When you are confronted with a decision, there are a number of different alternatives (actions) you have to choose from. Choosing the best action requires thinking about more than just the immediate effects of your actions. The immediate effects are often easy to see, but the long term effects are not always as transparent. Sometimes actions with poor immediate effects, can have better long term ramifications. You would like to choose the action that makes the right tradeoffs between the immediate rewards and the future gains, to yield the best possible solution. People do this type of reasoning daily: some do it better than others.
What usually makes this particularly difficult is that there is a lot of uncertainty about the future. The outcomes of certain actions in the future are not entirely predicable, and one sometimes doesn't even know if the action will even matter in the future. A Markov decision process is a way to model problems so that we can automate this process of decision making in uncertain environments.
If you can model the problem as an MDP, then there are a number of algorithms that will allow you to automatically solve the decision problem.
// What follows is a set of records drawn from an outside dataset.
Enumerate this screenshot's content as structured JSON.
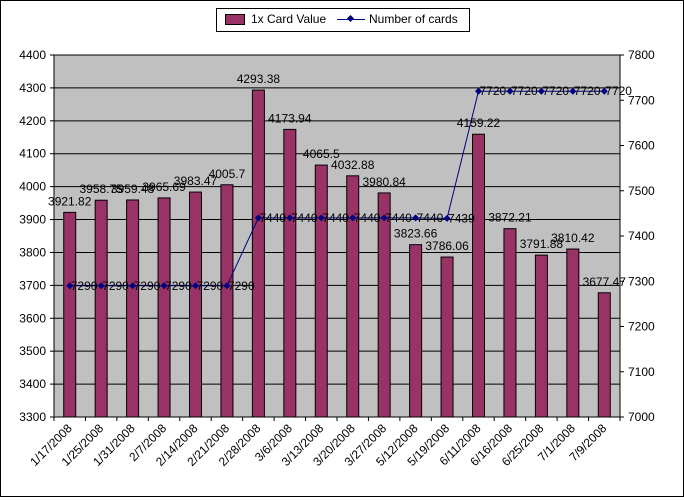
{
  "chart_data": {
    "type": "bar",
    "categories": [
      "1/17/2008",
      "1/25/2008",
      "1/31/2008",
      "2/7/2008",
      "2/14/2008",
      "2/21/2008",
      "2/28/2008",
      "3/6/2008",
      "3/13/2008",
      "3/20/2008",
      "3/27/2008",
      "5/12/2008",
      "5/19/2008",
      "6/11/2008",
      "6/16/2008",
      "6/25/2008",
      "7/1/2008",
      "7/9/2008"
    ],
    "series": [
      {
        "name": "1x Card Value",
        "type": "bar",
        "axis": "left",
        "color": "#993366",
        "values": [
          3921.82,
          3958.75,
          3959.48,
          3965.69,
          3983.47,
          4005.7,
          4293.38,
          4173.94,
          4065.5,
          4032.88,
          3980.84,
          3823.66,
          3786.06,
          4159.22,
          3872.21,
          3791.88,
          3810.42,
          3677.47
        ],
        "labels": [
          "3921.82",
          "3958.75",
          "3959.48",
          "3965.69",
          "3983.47",
          "4005.7",
          "4293.38",
          "4173.94",
          "4065.5",
          "4032.88",
          "3980.84",
          "3823.66",
          "3786.06",
          "4159.22",
          "3872.21",
          "3791.88",
          "3810.42",
          "3677.47"
        ]
      },
      {
        "name": "Number of cards",
        "type": "line",
        "axis": "right",
        "color": "#000080",
        "values": [
          7290,
          7290,
          7290,
          7290,
          7290,
          7290,
          7440,
          7440,
          7440,
          7440,
          7440,
          7440,
          7439,
          7720,
          7720,
          7720,
          7720,
          7720
        ],
        "labels": [
          "7290",
          "7290",
          "7290",
          "7290",
          "7290",
          "7290",
          "7440",
          "7440",
          "7440",
          "7440",
          "7440",
          "7440",
          "7439",
          "7720",
          "7720",
          "7720",
          "7720",
          "7720"
        ]
      }
    ],
    "ylim": [
      3300,
      4400
    ],
    "yticks": [
      "3300",
      "3400",
      "3500",
      "3600",
      "3700",
      "3800",
      "3900",
      "4000",
      "4100",
      "4200",
      "4300",
      "4400"
    ],
    "y2lim": [
      7000,
      7800
    ],
    "y2ticks": [
      "7000",
      "7100",
      "7200",
      "7300",
      "7400",
      "7500",
      "7600",
      "7700",
      "7800"
    ],
    "plot_background": "#c0c0c0",
    "grid": "horizontal",
    "legend": "top-center"
  }
}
We will first talk about the components of the model that are required. We follow this by defining what it means to solve the problems and finally, we describe a simple algorithm for finding a solution to the problem given a model of this type.
The four components of an MDP model are: a set of states, a set of actions, the effects of the actions and the immediate value of the actions. We will assume that the set of state and actions is discrete, and allow assume that time passes in uniform, discrete intervals. We now discuss the model components in more detail.
When making a decision, you need to think about how your actions will affect things. The state is the way the world currently exists and an action will have the effect of changing the state of the world. If we think about the set of every possible way the world could be, then this is would be the set of state of the world. Each of these states would be a state in the MDP.
The actions are the set of possible alternative choices you can choose to make. The main problem of solving an MDP is to find the best action to take in each particular state of the world.
When we are deciding between different actions, we have some idea of how they will immediately affect the current state. The transitions specify how each of the actions change the state. Since an action could have different effects, depending upon the state, we need to specify the action's effect for each state in the MDP
The most powerful aspect of the MDP is that the effects of an action can be probabilistic. Imagine we are specifying the effects of doing action 'a1' in state 's1'. We could say that the effect of 'a1' is to leave the process in state 's2', if there was no question about how 'a1' changes the world. However, many decision processes have actions that are not this simple. Sometimes an action usually results in state 's2', but occasionally it might result in state 's3'. MDPs allow you to specify these more complex actions by allowing you to specify a set of resulting states and the probability that each state results.
If we want to automate the decision making process, then we must be able to have some measure of an action's cost or state's value so that we can compare different alternative action policies over the long term. We specify some immediate value for performing each action in each state.
The solution to an MDP
The solution to an MDP is called a policy and it simply specifies the best action to take for each of the states. For the purposes of this tutorial, we will only concern ourselves with the problem of finding the best policy assuming we will have a limited lifetime. For instance, assume that each day that we wake up we must make a decision about something. We want to make our decision assuming that we will only have to make decisions for a fixed number of days. This type of solution is called a finite horizon solution and the number of days we will be making decisions for will be referred to as the horizon length.
Although the policy is what we are after, we will actually compute a value function. Without going into the details, suffice it to say that we can easily derive the policy if we have the value function. Thus, we will focus on finding this value function. A value function is similar to a policy, except that instead of specifying an action for each state, it specifies a numerical value for each state.
Who's this Markov guy?
Who this guy is isn't important now, but here we try to explain what his name means as far as MDPs are concerned.
When we talked about the transitions of the model, we said that we simply needed to specify the resulting next state for each starting state and action. This assumes that the next state depends only upon the current state (and action). There are situations where the effects of an action might depend not only on the current state, but upon the last few states. The MDP model will not let you model these situations directly. The assumption made by the MDP model is that the next state is solely determined by the current state (and current action). This is called the Markov assumption.
We would say that the dynamics of the process are Markovian and this has important ramifications for solving the problems. The most important is that our policies or value functions can have a simple form. The result is that we can choose our action based solely upon the current state.